“Per la prima volta dopo 60 anni le armi non parlano più”. E' quanto ha fermamente dichiarato il ministro degli Esteri del Myanmar, Wunna Maung Lwin, nel corso di un convegno organizzato dalla Farnesina, dal ministero dello Sviluppo Economico, dall'Ocse e da Osservatorio Asia.
Lo spesso guscio creato dal regime militare alla (fu) Birmania pare si stia gradualmente rompendo e il Paese, escluso per decenni da qualsiasi processo di globalizzazione e rinchiuso nel suo rigido e a-democratico assetto politico, si avvia verso una nuova stagione di riforme e di apertura.
“La priorità del governo del Myanmar è la “riconciliazione nazionale”, ha spiegato Maung Lwin, “stiamo lavorando per la pace e abbiamo messo fine a conflitti con 30 gruppo armati presenti nel paese”. Molti prigionieri politici sono stati liberati, sono state indette elezioni aperte e Aung San Suu Kyi - che solo ieri ha potuto ritirare a Strasburgo il premio Sakharov assegnatole dal Parlamento europeo nel 1990, durante quei lunghi 15 anni in cui il regime dittatoriale aveva imposto alla leader dell'opposizione gli arresti domiciliari - è stata eletta in parlamento; sono state riviste le leggi sulle organizzazioni sindacali e sulla censura, le Università hanno riaperto finalmente i battenti.

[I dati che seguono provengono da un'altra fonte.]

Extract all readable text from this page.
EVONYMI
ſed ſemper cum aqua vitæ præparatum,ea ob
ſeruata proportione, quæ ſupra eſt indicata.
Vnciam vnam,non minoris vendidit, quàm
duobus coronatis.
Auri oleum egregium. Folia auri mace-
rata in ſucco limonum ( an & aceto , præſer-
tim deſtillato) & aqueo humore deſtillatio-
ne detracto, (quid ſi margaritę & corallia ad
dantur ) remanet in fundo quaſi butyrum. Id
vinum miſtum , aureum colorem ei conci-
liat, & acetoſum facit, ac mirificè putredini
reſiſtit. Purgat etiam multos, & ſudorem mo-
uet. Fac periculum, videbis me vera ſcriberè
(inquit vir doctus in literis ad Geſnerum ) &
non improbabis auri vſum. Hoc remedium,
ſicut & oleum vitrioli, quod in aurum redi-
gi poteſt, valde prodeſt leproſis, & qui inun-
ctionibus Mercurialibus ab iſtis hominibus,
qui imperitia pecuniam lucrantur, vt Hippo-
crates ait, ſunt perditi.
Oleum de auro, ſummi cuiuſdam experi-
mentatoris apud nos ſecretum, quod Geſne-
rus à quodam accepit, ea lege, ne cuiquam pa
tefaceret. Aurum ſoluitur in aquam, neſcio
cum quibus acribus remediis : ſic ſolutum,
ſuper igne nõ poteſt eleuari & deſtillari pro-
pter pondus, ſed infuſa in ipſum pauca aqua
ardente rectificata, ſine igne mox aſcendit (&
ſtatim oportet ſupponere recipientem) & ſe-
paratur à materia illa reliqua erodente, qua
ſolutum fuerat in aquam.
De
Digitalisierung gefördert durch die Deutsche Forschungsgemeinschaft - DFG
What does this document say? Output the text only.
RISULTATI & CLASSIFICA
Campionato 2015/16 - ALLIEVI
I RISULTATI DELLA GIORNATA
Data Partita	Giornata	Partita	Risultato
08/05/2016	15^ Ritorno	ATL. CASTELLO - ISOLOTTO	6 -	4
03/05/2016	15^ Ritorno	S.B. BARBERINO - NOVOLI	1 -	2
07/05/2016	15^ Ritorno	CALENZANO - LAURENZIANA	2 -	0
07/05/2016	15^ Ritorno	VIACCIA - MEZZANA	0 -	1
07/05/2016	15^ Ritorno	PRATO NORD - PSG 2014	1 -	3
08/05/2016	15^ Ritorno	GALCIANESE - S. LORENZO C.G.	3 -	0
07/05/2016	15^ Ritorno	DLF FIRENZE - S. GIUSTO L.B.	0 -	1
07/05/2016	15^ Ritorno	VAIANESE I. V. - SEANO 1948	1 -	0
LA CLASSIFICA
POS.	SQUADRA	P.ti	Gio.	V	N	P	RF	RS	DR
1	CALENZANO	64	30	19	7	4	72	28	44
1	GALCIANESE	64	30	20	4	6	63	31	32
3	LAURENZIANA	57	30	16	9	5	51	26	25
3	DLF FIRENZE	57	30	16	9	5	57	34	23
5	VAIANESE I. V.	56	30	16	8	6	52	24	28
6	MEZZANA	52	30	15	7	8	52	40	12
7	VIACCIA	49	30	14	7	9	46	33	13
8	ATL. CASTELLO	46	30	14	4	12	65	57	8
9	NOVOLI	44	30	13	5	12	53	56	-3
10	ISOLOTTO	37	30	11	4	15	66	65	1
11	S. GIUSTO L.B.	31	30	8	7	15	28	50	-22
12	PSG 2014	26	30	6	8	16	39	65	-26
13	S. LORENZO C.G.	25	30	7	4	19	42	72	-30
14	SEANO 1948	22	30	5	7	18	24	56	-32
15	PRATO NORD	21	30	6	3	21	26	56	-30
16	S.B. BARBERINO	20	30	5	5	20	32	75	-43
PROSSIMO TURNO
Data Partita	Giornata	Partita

Insomma, sottolinea il ministro degli Esteri, si vuole “creare una nazione forte e stabile dal punto di vista democratico” puntando a due obiettivi: la pace e la stabilità da un lato, lo sviluppo economico e sociale dall'altro.
E a chi gli chiede un commento sui principi della Costituzione che - grazie ad una norma che vieta a cittadini sposati o con figli di nazionalità straniera di candidarsi a capo di stato – di fatto impedisce ad Aung San Suu Kyi (i cui figli e il cui marito, deceduto nel 1999, hanno nazionalità britannica) di essere eletta alla più alta carica del Paese, il capo della dimplomazia birmana risponde che “spetta alla maggioranza del Parlamento” decidere eventuali modifiche della Carta.
Ciò nonostante, l'Europa e gli Usa, dopo anni di sanzioni e condanne, hanno deciso di dare fiducia a questo cambiamento di rotta birmano: l'Italia, dichiara durante il convegno la ministra degli Esteri Emma Bonino, “è amica del processo di democrazia” avviato dal Myanmar: “voglio riconoscere i passi compiuti – spiega la titolare della Farnesina – perchè la democrazia non è qualcosa che si dà per scontato, per questo bisogna pensare che dobbiamo migliorare anche la nostra”.